- SportPesa continues to challenge 20% gambling tax in Kenya
- President Uhuru Kenyatta calls for a blanket ban on all gambling
- Deadlock continues as everyone prepares for the worst
Kenya’s President Uhuru Kenyatta has urged lawmakers to introduce a constitutional amendment and suspend all gambling until all back taxes are paid.
Kenyan President Threatens Sportsbooks with Blanket Ban
The political rift overcharging sports betting companies in Kenya millions of back-taxes continues. Uhuru Kenyatta, the country’s President, has upped the ante after he called for a complete gambling lock-down, suspending all operations in the country.
Mr. Kenyatta seems to be ready to use this ultimatum as leverage. Until sportsbooks agree to pay what the government considers they owe, authorities wouldn’t grant such companies permission to operate. The President addressed the issue while attending the 60th anniversary of the Christ is the Answer Ministries (CITAM) Church in Karen, Nairobi.

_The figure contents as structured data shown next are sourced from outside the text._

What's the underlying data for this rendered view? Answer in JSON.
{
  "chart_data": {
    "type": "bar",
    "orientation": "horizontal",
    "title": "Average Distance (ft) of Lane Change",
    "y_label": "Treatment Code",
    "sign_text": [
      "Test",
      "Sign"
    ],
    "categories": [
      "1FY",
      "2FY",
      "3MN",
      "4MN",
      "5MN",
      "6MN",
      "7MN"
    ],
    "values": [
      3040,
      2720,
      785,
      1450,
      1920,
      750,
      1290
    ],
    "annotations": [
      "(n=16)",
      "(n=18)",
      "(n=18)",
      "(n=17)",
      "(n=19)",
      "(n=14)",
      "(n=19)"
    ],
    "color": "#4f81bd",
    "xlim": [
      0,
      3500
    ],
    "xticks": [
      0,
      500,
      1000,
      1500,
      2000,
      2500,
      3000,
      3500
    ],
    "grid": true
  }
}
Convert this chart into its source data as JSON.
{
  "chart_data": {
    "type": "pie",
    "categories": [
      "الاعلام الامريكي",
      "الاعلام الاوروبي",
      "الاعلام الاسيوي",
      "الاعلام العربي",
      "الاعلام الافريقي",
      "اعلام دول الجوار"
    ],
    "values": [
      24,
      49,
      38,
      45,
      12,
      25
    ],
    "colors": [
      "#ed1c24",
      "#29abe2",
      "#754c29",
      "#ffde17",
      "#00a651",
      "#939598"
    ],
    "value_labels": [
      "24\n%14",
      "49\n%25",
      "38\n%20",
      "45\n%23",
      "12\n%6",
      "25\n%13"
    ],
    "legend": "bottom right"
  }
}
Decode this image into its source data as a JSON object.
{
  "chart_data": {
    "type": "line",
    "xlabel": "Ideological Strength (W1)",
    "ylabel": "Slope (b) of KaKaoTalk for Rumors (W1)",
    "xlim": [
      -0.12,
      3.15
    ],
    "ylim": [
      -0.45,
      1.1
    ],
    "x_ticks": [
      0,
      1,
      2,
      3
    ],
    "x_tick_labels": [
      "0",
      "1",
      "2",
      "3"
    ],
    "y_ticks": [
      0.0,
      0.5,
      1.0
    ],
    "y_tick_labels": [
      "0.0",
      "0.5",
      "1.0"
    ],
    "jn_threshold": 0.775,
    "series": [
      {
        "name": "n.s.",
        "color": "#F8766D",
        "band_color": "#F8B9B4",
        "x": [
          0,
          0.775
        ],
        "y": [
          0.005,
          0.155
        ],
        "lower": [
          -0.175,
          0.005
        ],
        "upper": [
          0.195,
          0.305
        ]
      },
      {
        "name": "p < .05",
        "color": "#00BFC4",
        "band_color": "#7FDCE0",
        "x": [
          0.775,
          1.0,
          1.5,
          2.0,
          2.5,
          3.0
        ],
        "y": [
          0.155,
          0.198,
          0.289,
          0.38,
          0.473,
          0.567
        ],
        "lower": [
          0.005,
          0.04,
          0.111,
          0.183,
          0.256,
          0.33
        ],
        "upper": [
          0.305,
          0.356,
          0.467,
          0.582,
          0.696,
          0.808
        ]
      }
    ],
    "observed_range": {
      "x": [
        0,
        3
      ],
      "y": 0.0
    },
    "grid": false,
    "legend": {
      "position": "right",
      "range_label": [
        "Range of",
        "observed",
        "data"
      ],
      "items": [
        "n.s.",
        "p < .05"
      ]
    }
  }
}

According to the President, a constitutional amendment was urgently needed so that sportsbooks would cave. Mr. Kenyatta appealed to lawmakers to act quickly and help the country solve this issue. Yet, his suggestion seemed like a way to score political points rather than addressing a problem and trying to resolve it.
Kenya and the Sportsbook: Unsettled Taxes or Constitutional Rights
Kenyan authorities have been trying to enact a 20% tax on gambling winnings, which, according to the regulator, should be imposed on both the payout as well as the original stake. This effectively squeezes operators to the point that they would most likely start running at a loss. Regardless, the Betting Control and Licensing Board (BCLB), the state’s regulator, said that it expected $586.4 million in taxes.
Mr. Kenyatta struck a chord with voters by saying that so long that foreign sportsbooks wanted to operate in the country, they would have to pay due taxes. Yet, Mr. Kenyatta overlooks the fact that casinos and sportsbooks remain a big tax payer for the entire region.
Antagonizing and suspending their activities would certainly hit the likes of SportPesa, but it would equally squeeze the public purse. SportPesa was rather robust in its language describing the latest move by government authorities, arguing that:
“[The decision is] the result of a deliberate politicization of tax figures, supporting the Kenyan government’s own political agenda.”
Amid the conflict, SportPesa withdrew support from the Kenyan Premier League, using some of its own financial clout as a leverage in seeking a favorable conclusion of the saga. Mr. Kenyatta described the situation as sportsbooks having a complete choke hold over the country with the funds “ending up in the pockets of five people.”
SportPesa has found support in local politicians, however, with some members of the National Assembly and Senate arguing in favor of the operator, and calling the taxes illegal.